THIS ZINE explores what an accountability process can look like, provides some goals and ideas for those of us that are working towards community accountability, and questions what tools we have at our disposal. It includes some background readings on accountability, in order for the reader to gain further insight into different aspects of community accountability.
THIS ZINE is for people who want to respond to and minimize harm in their communities, and who are looking for something beyond the prison industrial system as a solution.
BACKGROUND READINGS: Below are some excellent readings for folks who are interested in participating in an accountability process, or who have found themselves in the midst of one. It’s good to read as much as you can ahead of time, in order to be prepared and ready to address harm when it does (inevitably) happen. It’s like having an emergency plan — it doesn’t help to talk through what you gotta do in the moment, when a fire’s already started in the house.
Think. Re-Think. (by the Northwest Network) — Overviews the organization’s experience with accountability, and talks through their focus on transformative justice and long-term work building communities of accountability.
Beautiful. Difficult. Powerful. (by the Chrysalis Collective) — BY FAR the most helpful thing that I’ve read in terms of how to strategically hold an accountability process. It really is strategic, telling a story of how a group of folks worked to form an accountability network that is strong enough to do the work of supporting the survivor and pushing the perp to be accountable for the long term. I recommend this, if folks only read one thing.

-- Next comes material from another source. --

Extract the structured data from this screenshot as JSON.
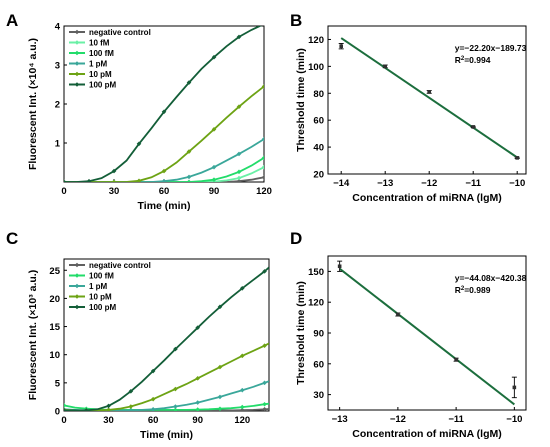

A Stand Up Start Up (by Philly Stands Up!) — This covers a lot of ground, with the focus on helping folks start up a similar project to Philly Stands Up in their city. it talks about transformative justice, accountability, and being strategic.
Portrait of Praxis (by Philly Stands Up!) — Breaks down holding someone who perpetrated accountable, how to set goals for a process, and how to actually get folks to follow through on them. It’s a really good reading if folks are down to hold a process for the long term.
Northwest Network Assessment Tool (by the Northwest Network) — This serves as a really good list of questions who are trying to dig into harm that happened, and to guide their strategy for moving forward.
Accounting for Ourselves (by Crimethinc.) — This piece is alright, but not my favorite. It provides more of a critical lens of accountability processes, and serves more as a review for more long-term strategies for addressing violence and assault in d.i.y./anarchist communities.